What SNCF costs the French


Lat SNCF, a juggernaut which is costing French taxpayers dearly. And the bill increased further in 2020, compared to 2018. This is the finding of a study carried out by the Fipeco site, under the direction of the former magistrate of the Court of Auditors François Écalle, and that BFM Business relay Thursday January 6. Even before buying a train ticket, the railway company cost each taxpayer around 250 euros in 2020. An amount that can be explained by the construction and maintenance needs of the SNCF network, but which also includes the special social security scheme for railway workers, financed by the State and the regions.

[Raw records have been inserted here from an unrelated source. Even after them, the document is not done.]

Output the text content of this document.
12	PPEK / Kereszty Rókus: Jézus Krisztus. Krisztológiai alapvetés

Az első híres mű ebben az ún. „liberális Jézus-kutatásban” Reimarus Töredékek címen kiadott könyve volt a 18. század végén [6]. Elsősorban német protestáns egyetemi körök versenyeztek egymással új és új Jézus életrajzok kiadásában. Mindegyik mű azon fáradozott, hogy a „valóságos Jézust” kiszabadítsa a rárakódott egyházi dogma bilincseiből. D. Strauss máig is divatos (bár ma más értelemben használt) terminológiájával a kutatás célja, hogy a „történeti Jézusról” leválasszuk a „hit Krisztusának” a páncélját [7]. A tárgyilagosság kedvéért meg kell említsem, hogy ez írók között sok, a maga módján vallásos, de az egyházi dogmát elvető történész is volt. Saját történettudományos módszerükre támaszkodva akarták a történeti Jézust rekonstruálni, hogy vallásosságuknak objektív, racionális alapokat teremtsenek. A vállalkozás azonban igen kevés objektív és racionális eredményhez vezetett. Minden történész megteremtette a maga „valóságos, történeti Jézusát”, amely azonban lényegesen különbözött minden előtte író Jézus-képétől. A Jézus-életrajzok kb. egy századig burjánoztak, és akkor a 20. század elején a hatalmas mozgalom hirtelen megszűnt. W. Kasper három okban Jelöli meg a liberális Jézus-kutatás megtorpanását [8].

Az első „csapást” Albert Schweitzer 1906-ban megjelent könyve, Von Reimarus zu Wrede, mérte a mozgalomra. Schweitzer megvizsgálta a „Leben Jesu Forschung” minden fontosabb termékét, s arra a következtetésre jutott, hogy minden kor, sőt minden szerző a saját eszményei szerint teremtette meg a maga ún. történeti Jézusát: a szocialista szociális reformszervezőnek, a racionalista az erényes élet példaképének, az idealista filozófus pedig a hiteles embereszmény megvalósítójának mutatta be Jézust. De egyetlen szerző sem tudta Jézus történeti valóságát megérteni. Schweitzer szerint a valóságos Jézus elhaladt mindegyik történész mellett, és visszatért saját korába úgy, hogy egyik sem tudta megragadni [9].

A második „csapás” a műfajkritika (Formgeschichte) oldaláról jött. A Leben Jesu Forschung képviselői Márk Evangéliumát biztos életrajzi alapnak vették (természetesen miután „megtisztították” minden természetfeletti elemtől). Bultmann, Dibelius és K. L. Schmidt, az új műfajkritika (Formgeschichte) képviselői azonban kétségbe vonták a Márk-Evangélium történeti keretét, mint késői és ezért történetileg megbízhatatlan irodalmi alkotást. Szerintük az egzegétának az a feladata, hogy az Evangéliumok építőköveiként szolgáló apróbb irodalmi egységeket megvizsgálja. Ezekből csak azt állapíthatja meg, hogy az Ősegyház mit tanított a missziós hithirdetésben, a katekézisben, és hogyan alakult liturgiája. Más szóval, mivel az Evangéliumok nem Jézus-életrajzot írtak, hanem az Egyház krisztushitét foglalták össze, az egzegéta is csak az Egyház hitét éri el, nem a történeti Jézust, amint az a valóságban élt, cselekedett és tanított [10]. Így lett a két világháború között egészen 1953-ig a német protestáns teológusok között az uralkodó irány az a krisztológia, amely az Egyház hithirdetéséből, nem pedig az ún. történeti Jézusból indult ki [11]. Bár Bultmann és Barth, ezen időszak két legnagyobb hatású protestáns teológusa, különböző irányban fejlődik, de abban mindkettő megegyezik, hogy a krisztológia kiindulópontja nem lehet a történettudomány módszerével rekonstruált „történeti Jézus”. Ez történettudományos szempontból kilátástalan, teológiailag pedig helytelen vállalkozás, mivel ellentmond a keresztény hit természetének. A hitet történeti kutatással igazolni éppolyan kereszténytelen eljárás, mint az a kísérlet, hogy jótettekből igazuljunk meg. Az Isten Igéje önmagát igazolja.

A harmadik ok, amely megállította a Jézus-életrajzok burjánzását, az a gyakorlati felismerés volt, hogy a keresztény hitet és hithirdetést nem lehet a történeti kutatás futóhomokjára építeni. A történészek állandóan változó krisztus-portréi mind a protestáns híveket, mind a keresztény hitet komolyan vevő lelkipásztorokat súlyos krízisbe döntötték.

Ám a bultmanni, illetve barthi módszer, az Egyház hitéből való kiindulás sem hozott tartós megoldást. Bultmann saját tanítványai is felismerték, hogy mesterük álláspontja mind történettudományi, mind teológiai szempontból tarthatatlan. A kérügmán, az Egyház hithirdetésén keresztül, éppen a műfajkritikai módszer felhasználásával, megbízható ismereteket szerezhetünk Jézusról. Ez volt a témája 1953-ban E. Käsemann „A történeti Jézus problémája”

In 2020, according to the study, the annual cost of the company would have reached 16.7 billion euros. Divided by the number of French taxpayers, this sum corresponds to an individual cost of 249 euros per capita. In detail, the operating costs of the company are borne up to 40% by taxpayers, or around 9 billion euros, via the State and regional authorities, specifies BFM Business. In addition, there are public subsidies which finance part of SNCF’s investments. Funding that represented around 4.5 billion euros in 2020, according to Fipeco.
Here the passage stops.